Mercredixmots (2)
PARAPLUIE… PARASOL
Grand-mère possédait un grand parapluie/parasol en solide toile bleue, bien conçu pour se protéger des intempéries.
C’était un objet unique, au cachet bien particulier, sorti de l’atelier d’un artisan au savoir-faire affirmé.
Il pouvait servir à se garantir de la pluie. Oui, mais voilà ! Pourquoi sortir par temps de pluie ? Sous nos cieux, les averses s’accompagnent souvent de bourrasques et comment se prémunir vis-à-vis des risques toujours présents de retournement ? J’imagine sans peine la frêle femme qu’était mon aïeule, emportée soudain dans l’air, accrochée à la courbure de son bec de cane.
Mais, cette vision n’est que virtuelle. Il est plus vraisemblable qu’elle l’ait utilisé pour quelque balade sous le soleil, son vaste dais la préservant des rayons trop ardents, elle et les trois petits enfants pendus à ses jupes.

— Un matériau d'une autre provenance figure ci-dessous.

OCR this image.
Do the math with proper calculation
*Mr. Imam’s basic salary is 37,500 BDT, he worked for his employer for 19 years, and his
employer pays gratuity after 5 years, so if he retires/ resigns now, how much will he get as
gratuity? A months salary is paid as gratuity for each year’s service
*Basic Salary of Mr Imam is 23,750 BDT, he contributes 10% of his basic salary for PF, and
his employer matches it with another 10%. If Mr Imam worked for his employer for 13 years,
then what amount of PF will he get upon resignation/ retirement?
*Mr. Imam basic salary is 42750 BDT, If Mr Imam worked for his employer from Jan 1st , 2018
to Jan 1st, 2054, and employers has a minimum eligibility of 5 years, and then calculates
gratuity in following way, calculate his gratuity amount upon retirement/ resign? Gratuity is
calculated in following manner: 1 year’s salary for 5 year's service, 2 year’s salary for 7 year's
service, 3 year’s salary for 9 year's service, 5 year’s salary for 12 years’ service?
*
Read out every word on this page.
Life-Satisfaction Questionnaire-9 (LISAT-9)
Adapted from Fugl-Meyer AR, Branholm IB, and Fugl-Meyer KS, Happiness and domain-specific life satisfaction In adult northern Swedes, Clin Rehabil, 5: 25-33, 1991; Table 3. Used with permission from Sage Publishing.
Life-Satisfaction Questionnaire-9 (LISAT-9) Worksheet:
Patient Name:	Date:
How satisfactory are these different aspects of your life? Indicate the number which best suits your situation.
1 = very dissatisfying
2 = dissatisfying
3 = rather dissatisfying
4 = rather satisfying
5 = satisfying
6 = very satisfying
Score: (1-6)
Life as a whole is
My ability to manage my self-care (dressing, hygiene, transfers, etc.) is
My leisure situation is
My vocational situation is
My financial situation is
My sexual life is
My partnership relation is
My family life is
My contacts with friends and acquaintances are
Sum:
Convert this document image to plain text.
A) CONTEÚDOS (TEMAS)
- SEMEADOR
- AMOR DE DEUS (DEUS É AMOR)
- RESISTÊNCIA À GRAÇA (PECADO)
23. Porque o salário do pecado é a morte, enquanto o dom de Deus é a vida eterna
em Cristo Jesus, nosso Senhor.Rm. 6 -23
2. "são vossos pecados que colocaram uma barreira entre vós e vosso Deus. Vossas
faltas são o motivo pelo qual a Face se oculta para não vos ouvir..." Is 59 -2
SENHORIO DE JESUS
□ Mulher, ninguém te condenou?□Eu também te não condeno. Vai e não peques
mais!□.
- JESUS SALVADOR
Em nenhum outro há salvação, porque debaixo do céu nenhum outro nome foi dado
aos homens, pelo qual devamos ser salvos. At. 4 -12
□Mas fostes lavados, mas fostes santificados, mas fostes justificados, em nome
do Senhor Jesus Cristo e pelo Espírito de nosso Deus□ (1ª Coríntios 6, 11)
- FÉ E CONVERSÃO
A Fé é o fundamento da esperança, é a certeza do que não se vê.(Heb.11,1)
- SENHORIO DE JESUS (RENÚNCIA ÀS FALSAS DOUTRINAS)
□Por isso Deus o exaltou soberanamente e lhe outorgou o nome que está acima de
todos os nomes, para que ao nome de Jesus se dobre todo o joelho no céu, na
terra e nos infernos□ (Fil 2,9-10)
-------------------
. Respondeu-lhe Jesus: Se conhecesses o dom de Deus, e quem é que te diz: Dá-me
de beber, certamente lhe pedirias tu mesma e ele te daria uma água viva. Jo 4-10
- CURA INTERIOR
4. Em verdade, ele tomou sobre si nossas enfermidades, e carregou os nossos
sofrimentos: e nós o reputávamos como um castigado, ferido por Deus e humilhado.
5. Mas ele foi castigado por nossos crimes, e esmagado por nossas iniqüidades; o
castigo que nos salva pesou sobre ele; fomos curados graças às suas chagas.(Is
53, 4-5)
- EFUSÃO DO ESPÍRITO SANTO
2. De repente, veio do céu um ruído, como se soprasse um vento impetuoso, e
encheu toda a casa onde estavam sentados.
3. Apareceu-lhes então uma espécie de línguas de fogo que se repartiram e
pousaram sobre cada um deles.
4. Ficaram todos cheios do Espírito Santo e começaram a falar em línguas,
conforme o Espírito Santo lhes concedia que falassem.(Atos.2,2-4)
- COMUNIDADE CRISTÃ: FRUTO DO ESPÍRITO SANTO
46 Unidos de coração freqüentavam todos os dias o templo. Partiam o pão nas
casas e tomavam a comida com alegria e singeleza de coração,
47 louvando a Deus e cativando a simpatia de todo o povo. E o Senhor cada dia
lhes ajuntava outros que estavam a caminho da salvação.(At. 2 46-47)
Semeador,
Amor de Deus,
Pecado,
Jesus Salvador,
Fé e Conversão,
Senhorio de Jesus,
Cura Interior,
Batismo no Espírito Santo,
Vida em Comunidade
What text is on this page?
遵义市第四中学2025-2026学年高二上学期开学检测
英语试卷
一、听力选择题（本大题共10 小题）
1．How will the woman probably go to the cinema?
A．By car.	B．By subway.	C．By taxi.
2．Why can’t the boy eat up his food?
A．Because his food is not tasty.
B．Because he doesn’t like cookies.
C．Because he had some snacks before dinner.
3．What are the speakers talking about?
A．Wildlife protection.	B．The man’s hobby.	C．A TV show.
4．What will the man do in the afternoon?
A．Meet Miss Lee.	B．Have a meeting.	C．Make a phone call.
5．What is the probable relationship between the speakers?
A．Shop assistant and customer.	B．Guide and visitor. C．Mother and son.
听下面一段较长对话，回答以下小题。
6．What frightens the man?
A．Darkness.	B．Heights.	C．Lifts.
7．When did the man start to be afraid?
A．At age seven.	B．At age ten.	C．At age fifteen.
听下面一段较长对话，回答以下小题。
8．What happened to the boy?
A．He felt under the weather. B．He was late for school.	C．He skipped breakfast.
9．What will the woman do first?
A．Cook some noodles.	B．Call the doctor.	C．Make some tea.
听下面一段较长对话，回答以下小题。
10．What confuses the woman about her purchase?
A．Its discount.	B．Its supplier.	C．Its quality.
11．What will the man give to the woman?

Lorsque je l’ai connu, deux générations après, il gisait abandonné dans un coin de la cour : sa belle toile bleue s’était délavée et ne tenait plus que par lambeaux. Moi j’avais eu le coup de foudre pour le superbe mandala de l’ossature métallique encore intacte. J’accrochais des rubans de papier de couleurs vives aux baleines et le faisais tournoyer, tel un manège, la pointe fixée au sol. Il était si lourd qu’il aurait fallu toute une équipe de bras d’enfants pour réussir à le soulever, à le brandir au-dessus de nos têtes tel un bouquet chatoyant.
Et puis, le jeu finissant par lasser, le beau parasol se retrouva une fois de plus délaissé, inutile… jusqu’à ce que la cuisinière ait eu l’idée de transformer les baleines en broches pour faire griller les tomates du rougail au feu de bois.